Total Capacity Requirements for Data Migration with TiDB Lightning

This topic has been translated from a Chinese forum by GPT and might contain errors.

Original topic: tidb-lightning迁移数据时总容量要求

username: TiDBer_djgos04V

[TiDB Usage Environment] Production Environment
The official documentation states that the total storage space of the target TiKV cluster must be greater than the data source size × number of replicas × 2. For example, if the cluster uses 3 replicas by default, then the total storage space needs to be more than 6 times the size of the data source. So if I originally have 1TB of data in MySQL, the TiDB cluster requires at least 6TB of free space before migration. But doesn’t TiDB compress the data? Wouldn’t a large portion of this space be left unused? Also, when using Lightning to import data, the official documentation mentions the need to create a temporary folder.
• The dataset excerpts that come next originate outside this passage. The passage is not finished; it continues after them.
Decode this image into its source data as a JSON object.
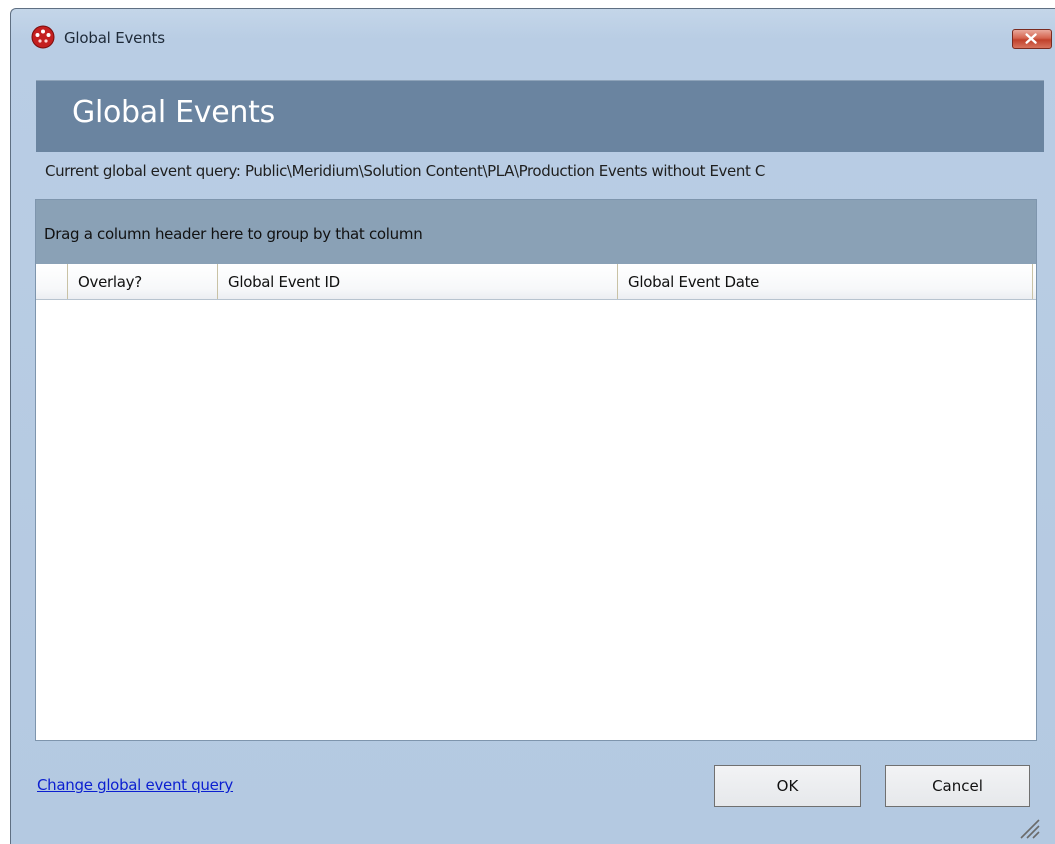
{
  "window": {
    "title": "Global Events"
  },
  "header": {
    "title": "Global Events"
  },
  "query": {
    "text": "Current global event query: Public\\Meridium\\Solution Content\\PLA\\Production Events without Event C"
  },
  "grid": {
    "group_hint": "Drag a column header here to group by that column",
    "columns": [
      {
        "label": "Overlay?"
      },
      {
        "label": "Global Event ID"
      },
      {
        "label": "Global Event Date"
      }
    ],
    "rows": []
  },
  "footer": {
    "change_query_link": "Change global event query",
    "ok_label": "OK",
    "cancel_label": "Cancel"
  },
  "icons": {
    "app": "meridium-app-icon",
    "close": "close-icon",
    "resize": "resize-grip-icon"
  },
  "colors": {
    "banner": "#6a84a0",
    "group_panel": "#8aa1b6",
    "link": "#0b1fd0",
    "close_button": "#c0412b"
  }
}
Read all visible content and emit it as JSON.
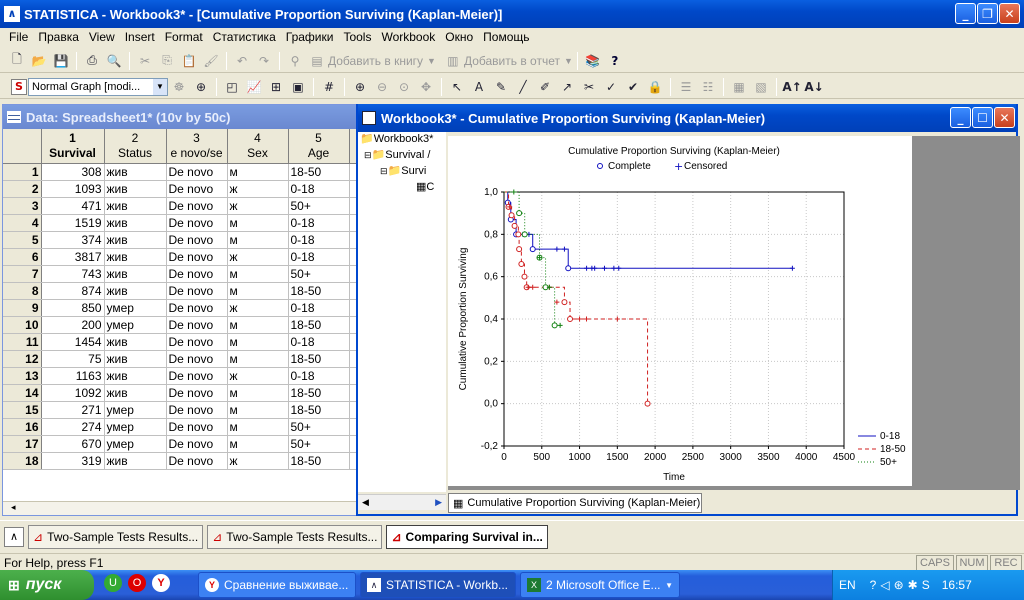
{
  "app": {
    "title": "STATISTICA - Workbook3* - [Cumulative Proportion Surviving (Kaplan-Meier)]",
    "icon": "statistica-logo-icon"
  },
  "menu": [
    "File",
    "Правка",
    "View",
    "Insert",
    "Format",
    "Статистика",
    "Графики",
    "Tools",
    "Workbook",
    "Окно",
    "Помощь"
  ],
  "toolbar1": {
    "add_to_book": "Добавить в книгу",
    "add_to_report": "Добавить в отчет"
  },
  "toolbar2": {
    "graph_style": "Normal Graph [modi..."
  },
  "spreadsheet": {
    "title": "Data: Spreadsheet1* (10v by 50c)",
    "columns": [
      {
        "num": "1",
        "name": "Survival",
        "bold": true
      },
      {
        "num": "2",
        "name": "Status"
      },
      {
        "num": "3",
        "name": "e novo/se"
      },
      {
        "num": "4",
        "name": "Sex"
      },
      {
        "num": "5",
        "name": "Age"
      }
    ],
    "rows": [
      [
        "1",
        "308",
        "жив",
        "De novo",
        "м",
        "18-50"
      ],
      [
        "2",
        "1093",
        "жив",
        "De novo",
        "ж",
        "0-18"
      ],
      [
        "3",
        "471",
        "жив",
        "De novo",
        "ж",
        "50+"
      ],
      [
        "4",
        "1519",
        "жив",
        "De novo",
        "м",
        "0-18"
      ],
      [
        "5",
        "374",
        "жив",
        "De novo",
        "м",
        "0-18"
      ],
      [
        "6",
        "3817",
        "жив",
        "De novo",
        "ж",
        "0-18"
      ],
      [
        "7",
        "743",
        "жив",
        "De novo",
        "м",
        "50+"
      ],
      [
        "8",
        "874",
        "жив",
        "De novo",
        "м",
        "18-50"
      ],
      [
        "9",
        "850",
        "умер",
        "De novo",
        "ж",
        "0-18"
      ],
      [
        "10",
        "200",
        "умер",
        "De novo",
        "м",
        "18-50"
      ],
      [
        "11",
        "1454",
        "жив",
        "De novo",
        "м",
        "0-18"
      ],
      [
        "12",
        "75",
        "жив",
        "De novo",
        "м",
        "18-50"
      ],
      [
        "13",
        "1163",
        "жив",
        "De novo",
        "ж",
        "0-18"
      ],
      [
        "14",
        "1092",
        "жив",
        "De novo",
        "м",
        "18-50"
      ],
      [
        "15",
        "271",
        "умер",
        "De novo",
        "м",
        "18-50"
      ],
      [
        "16",
        "274",
        "умер",
        "De novo",
        "м",
        "50+"
      ],
      [
        "17",
        "670",
        "умер",
        "De novo",
        "м",
        "50+"
      ],
      [
        "18",
        "319",
        "жив",
        "De novo",
        "ж",
        "18-50"
      ]
    ]
  },
  "workbook": {
    "title": "Workbook3* - Cumulative Proportion Surviving (Kaplan-Meier)",
    "tree": [
      "Workbook3*",
      "Survival /",
      "Survi",
      "C"
    ],
    "tab": "Cumulative Proportion Surviving (Kaplan-Meier)"
  },
  "chart_data": {
    "type": "line",
    "title": "Cumulative Proportion Surviving (Kaplan-Meier)",
    "xlabel": "Time",
    "ylabel": "Cumulative Proportion Surviving",
    "xlim": [
      0,
      4500
    ],
    "ylim": [
      -0.2,
      1.0
    ],
    "xticks": [
      "0",
      "500",
      "1000",
      "1500",
      "2000",
      "2500",
      "3000",
      "3500",
      "4000",
      "4500"
    ],
    "yticks": [
      "-0,2",
      "0,0",
      "0,2",
      "0,4",
      "0,6",
      "0,8",
      "1,0"
    ],
    "grid": true,
    "marker_legend": [
      {
        "label": "Complete",
        "symbol": "circle"
      },
      {
        "label": "Censored",
        "symbol": "plus"
      }
    ],
    "series": [
      {
        "name": "0-18",
        "color": "#1010c0",
        "dash": "",
        "steps": [
          [
            0,
            1.0
          ],
          [
            50,
            0.95
          ],
          [
            90,
            0.87
          ],
          [
            160,
            0.8
          ],
          [
            380,
            0.73
          ],
          [
            850,
            0.64
          ],
          [
            3817,
            0.64
          ]
        ],
        "complete": [
          [
            50,
            0.95
          ],
          [
            90,
            0.87
          ],
          [
            160,
            0.8
          ],
          [
            380,
            0.73
          ],
          [
            850,
            0.64
          ]
        ],
        "censored": [
          [
            250,
            0.8
          ],
          [
            330,
            0.8
          ],
          [
            700,
            0.73
          ],
          [
            800,
            0.73
          ],
          [
            1093,
            0.64
          ],
          [
            1163,
            0.64
          ],
          [
            1200,
            0.64
          ],
          [
            1330,
            0.64
          ],
          [
            1454,
            0.64
          ],
          [
            1519,
            0.64
          ],
          [
            3817,
            0.64
          ]
        ]
      },
      {
        "name": "18-50",
        "color": "#d02020",
        "dash": "4,3",
        "steps": [
          [
            0,
            1.0
          ],
          [
            60,
            0.93
          ],
          [
            100,
            0.89
          ],
          [
            140,
            0.84
          ],
          [
            190,
            0.8
          ],
          [
            200,
            0.73
          ],
          [
            230,
            0.66
          ],
          [
            271,
            0.6
          ],
          [
            300,
            0.55
          ],
          [
            800,
            0.48
          ],
          [
            874,
            0.4
          ],
          [
            1900,
            0.0
          ]
        ],
        "complete": [
          [
            60,
            0.93
          ],
          [
            100,
            0.89
          ],
          [
            140,
            0.84
          ],
          [
            190,
            0.8
          ],
          [
            200,
            0.73
          ],
          [
            230,
            0.66
          ],
          [
            271,
            0.6
          ],
          [
            300,
            0.55
          ],
          [
            800,
            0.48
          ],
          [
            874,
            0.4
          ],
          [
            1900,
            0.0
          ]
        ],
        "censored": [
          [
            75,
            0.93
          ],
          [
            319,
            0.55
          ],
          [
            380,
            0.55
          ],
          [
            600,
            0.55
          ],
          [
            700,
            0.48
          ],
          [
            1000,
            0.4
          ],
          [
            1092,
            0.4
          ],
          [
            1500,
            0.4
          ]
        ]
      },
      {
        "name": "50+",
        "color": "#108010",
        "dash": "1,2",
        "steps": [
          [
            0,
            1.0
          ],
          [
            200,
            0.9
          ],
          [
            274,
            0.8
          ],
          [
            470,
            0.69
          ],
          [
            550,
            0.55
          ],
          [
            670,
            0.37
          ],
          [
            743,
            0.37
          ]
        ],
        "complete": [
          [
            200,
            0.9
          ],
          [
            274,
            0.8
          ],
          [
            470,
            0.69
          ],
          [
            550,
            0.55
          ],
          [
            670,
            0.37
          ]
        ],
        "censored": [
          [
            130,
            1.0
          ],
          [
            471,
            0.69
          ],
          [
            600,
            0.55
          ],
          [
            743,
            0.37
          ]
        ]
      }
    ]
  },
  "taskbar_windows": [
    "Two-Sample Tests Results...",
    "Two-Sample Tests Results...",
    "Comparing Survival in..."
  ],
  "statusbar": {
    "help": "For Help, press F1",
    "caps": "CAPS",
    "num": "NUM",
    "rec": "REC"
  },
  "os_taskbar": {
    "start": "пуск",
    "items": [
      "Сравнение выживае...",
      "STATISTICA - Workb...",
      "2 Microsoft Office E..."
    ],
    "lang": "EN",
    "time": "16:57"
  }
}
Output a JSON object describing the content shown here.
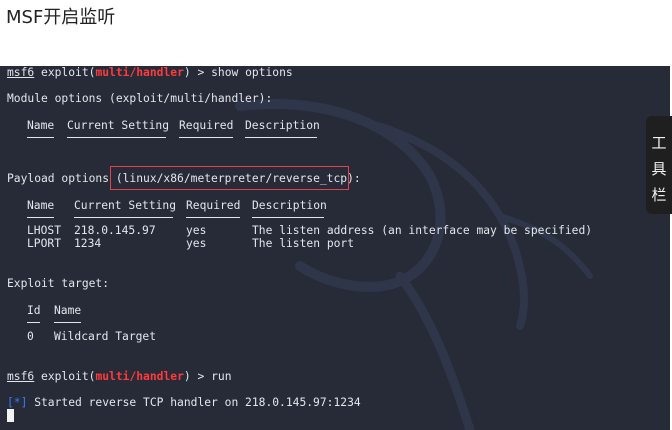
{
  "page": {
    "title": "MSF开启监听"
  },
  "terminal": {
    "prompt": {
      "user": "msf6",
      "exploit_prefix": "exploit(",
      "module": "multi/handler",
      "exploit_suffix": ") > "
    },
    "cmd1": "show options",
    "module_options_title": "Module options (exploit/multi/handler):",
    "module_table": {
      "headers": [
        "Name",
        "Current Setting",
        "Required",
        "Description"
      ]
    },
    "payload_options_prefix": "Payload options ",
    "payload_options_highlight": "(linux/x86/meterpreter/reverse_tcp)",
    "payload_options_suffix": ":",
    "payload_table": {
      "headers": [
        "Name",
        "Current Setting",
        "Required",
        "Description"
      ],
      "rows": [
        {
          "name": "LHOST",
          "setting": "218.0.145.97",
          "required": "yes",
          "description": "The listen address (an interface may be specified)"
        },
        {
          "name": "LPORT",
          "setting": "1234",
          "required": "yes",
          "description": "The listen port"
        }
      ]
    },
    "exploit_target_title": "Exploit target:",
    "target_table": {
      "headers": [
        "Id",
        "Name"
      ],
      "rows": [
        {
          "id": "0",
          "name": "Wildcard Target"
        }
      ]
    },
    "cmd2": "run",
    "status": {
      "marker": "[*]",
      "text": " Started reverse TCP handler on 218.0.145.97:1234"
    }
  },
  "toolbar": {
    "chars": [
      "工",
      "具",
      "栏"
    ]
  },
  "colors": {
    "terminal_bg": "#262b37",
    "module_red": "#ff3b3b",
    "status_blue": "#3a7bff",
    "highlight_border": "#e2424a"
  }
}
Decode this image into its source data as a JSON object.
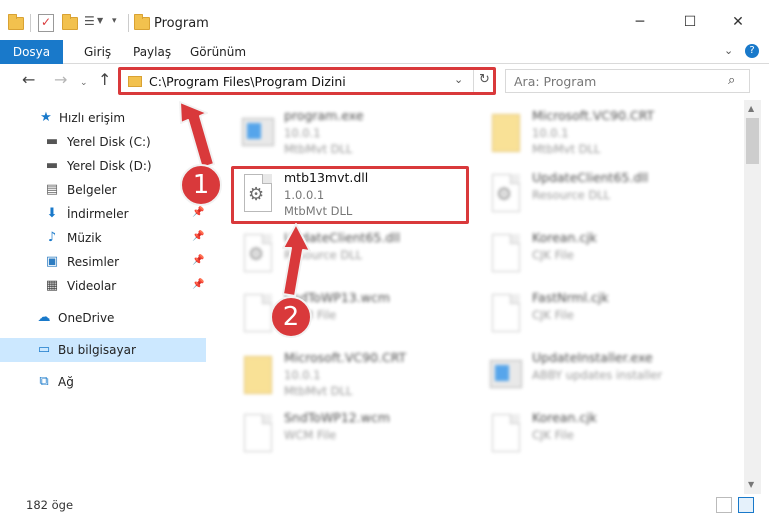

If I now run Lightning on a server with the TiKV component, with a data source of 20GB and 35GB of remaining capacity on the server, but the total capacity in the cluster is 150GB, will the data import be successful?

username: tidb菜鸟一只

Here, we are actually considering the worst-case scenario. In reality, there is 1TB of data in MySQL, and migrating to TiDB with 3 replicas would also be around 1TB of data. However, we need to consider the worst-case scenario to prevent errors during the import process from increasing the workload.

username: zhanggame1

The original poster is correct, it will compress and free up some space.
The compression ratio varies depending on the data, so it’s best to import a portion first to test the actual usage. For example, test with 100GB and provide an accurate estimate of the disk overhead.

username: redgame

Leave more, the data in different environments varies, and it’s not certain how much compression will be achieved.

username: 昵称想不起来了

To be on the safe side, it’s better to follow the official recommendations. Additionally, according to the official suggestions, you should try to reserve space and not use below the healthy water level usage rate. Otherwise, there will be issues with usage after the migration is completed.